To my surprise, when we got back to my house Nevada dismissed the cab and came in with me. “I thought you were knackered,” I said, as we opened the front door.
“Delightful expression, that.”
“I thought you’d want to crash.” I walked into the sitting room with her. She looked around the place, and then looked at me.
“I thought I could crash here.”
For an instant you could have heard a pin drop but then Fanny emerged scrabbling from under an armchair where she’d wedged herself and came to join us, emitting a series of ingratiating squeaks. Nevada instantly dropped to her knees. “Oh look who’s here! Aren’t you lovely? Yes you are. Shall we rub your chin? Yes we’ll rub your chin. We’ll rub it. Where’s your sister? Not that we don’t love you, but where’s your sister?”

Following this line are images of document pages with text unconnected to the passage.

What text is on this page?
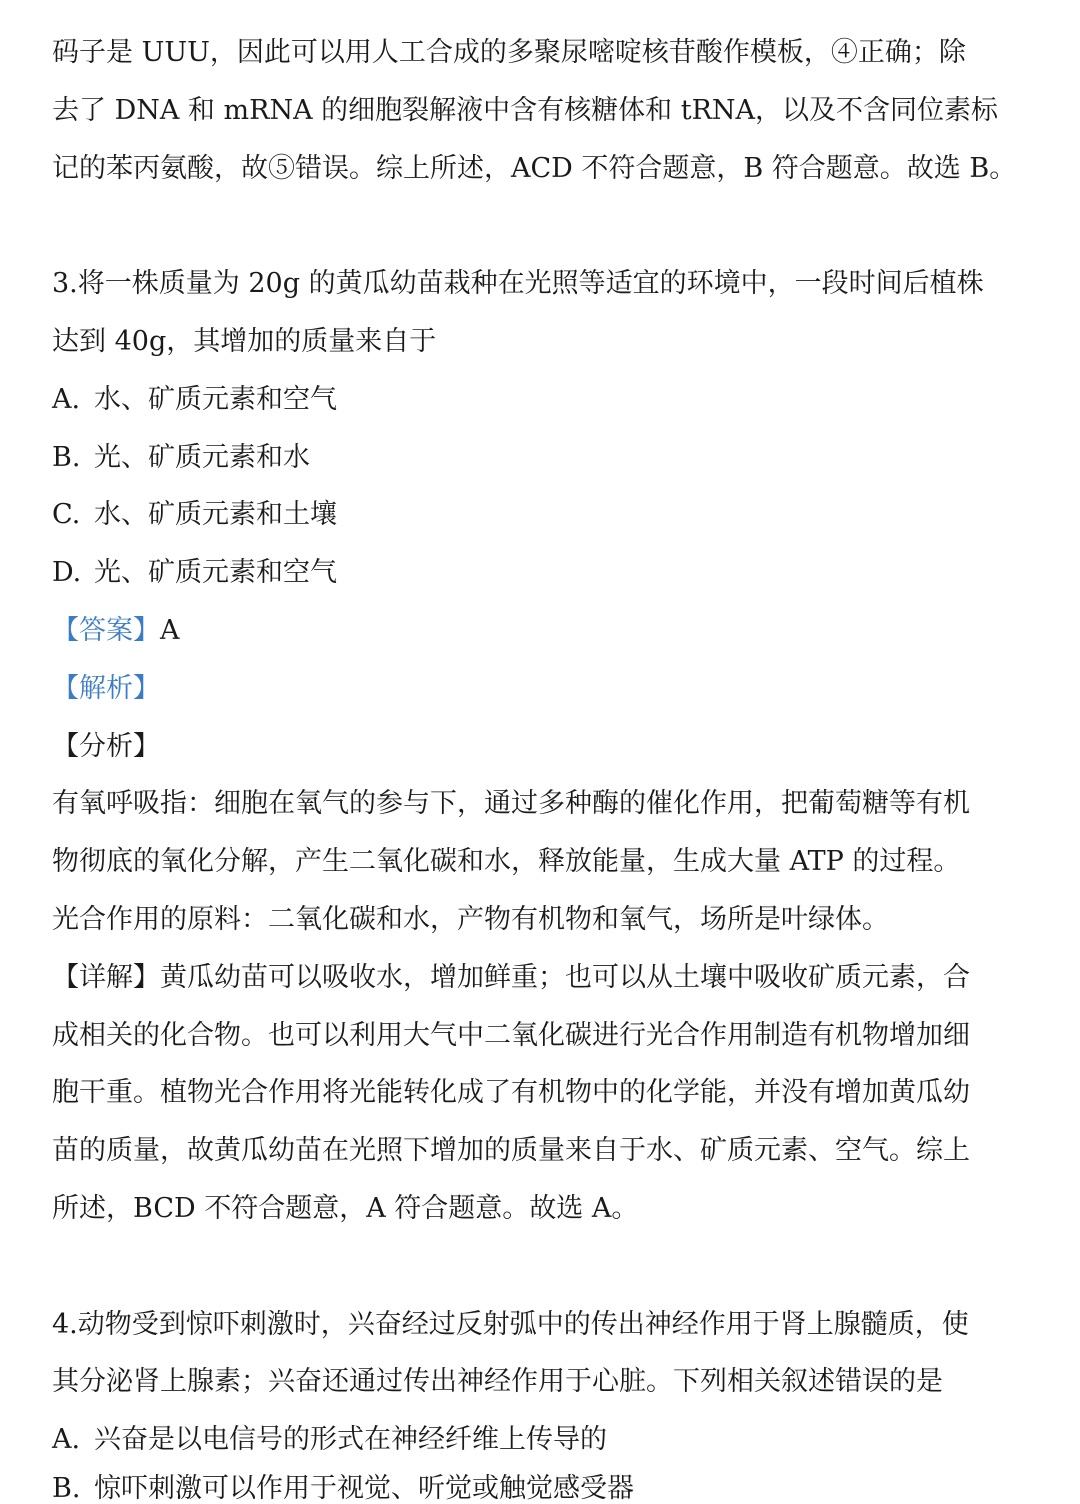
码子是 UUU，因此可以用人工合成的多聚尿嘧啶核苷酸作模板，④正确；除
去了 DNA 和 mRNA 的细胞裂解液中含有核糖体和 tRNA，以及不含同位素标
记的苯丙氨酸，故⑤错误。综上所述，ACD 不符合题意，B 符合题意。故选 B。
3.将一株质量为 20g 的黄瓜幼苗栽种在光照等适宜的环境中，一段时间后植株
达到 40g，其增加的质量来自于
A. 水、矿质元素和空气
B. 光、矿质元素和水
C. 水、矿质元素和土壤
D. 光、矿质元素和空气
【答案】A
【解析】
【分析】
有氧呼吸指：细胞在氧气的参与下，通过多种酶的催化作用，把葡萄糖等有机
物彻底的氧化分解，产生二氧化碳和水，释放能量，生成大量 ATP 的过程。
光合作用的原料：二氧化碳和水，产物有机物和氧气，场所是叶绿体。
【详解】黄瓜幼苗可以吸收水，增加鲜重；也可以从土壤中吸收矿质元素，合
成相关的化合物。也可以利用大气中二氧化碳进行光合作用制造有机物增加细
胞干重。植物光合作用将光能转化成了有机物中的化学能，并没有增加黄瓜幼
苗的质量，故黄瓜幼苗在光照下增加的质量来自于水、矿质元素、空气。综上
所述，BCD 不符合题意，A 符合题意。故选 A。
4.动物受到惊吓刺激时，兴奋经过反射弧中的传出神经作用于肾上腺髓质，使
其分泌肾上腺素；兴奋还通过传出神经作用于心脏。下列相关叙述错误的是
A. 兴奋是以电信号的形式在神经纤维上传导的
B. 惊吓刺激可以作用于视觉、听觉或触觉感受器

“Would you like some coffee?” I said. I was keenly disappointed that the cat had appeared just when she had. I felt like some moment of monumental importance had come and gone and I’d blinked and missed it.
“No thanks,” said Nevada, rubbing Fanny’s head. “Coffee will wake me up. I want to get a couple of hours sleep. Do you mind?” She shot me a look.
“No, no,” I said. “It’s just through…”
“Through here,” she said. “Right. Thanks. Wake me in a couple of hours.” She walked through to the bedroom, Fanny following her. I stood in the sitting room feeling abandoned, conflicted, exhilarated and a number of other things I couldn’t even put a name to.
“Right,” I said, “I’ll just wait here and, and, uh, and…”
The bedroom door closed.
“I’ll wake you in a couple of hours,” I said to the closed door.
The next two hours may not have been the longest of my life but they were certainly contenders. I busied myself making lunch, then tried to read, which was impossible, and ended up cleaning the kitchen, then tidying the living room, then sorting out my recently acquired LPs. Finally, when two hours had passed, virtually to the second, I went and knocked gently on the bedroom door. There was no reply, so I opened it quietly and looked in.
Nevada’s clothes had been unceremoniously piled in a chair.
She was sprawled on the bed, under the quilt. One bare arm was flung out across the covers, the other tucked under her face on the pillow. The two cats were on the bed with her, happily curled up close beside her as if this was standard procedure. Together they made a jigsaw puzzle of warm, sleeping bodies.
I lowered myself to sit gingerly on the edge of the bed. Nevada shifted slightly as the mattress moved with my weight.
She turned her face to me and opened one sleepy eye. “Hello,” she murmured. Then she closed the eye and, to all intents and purposes, went back to sleep.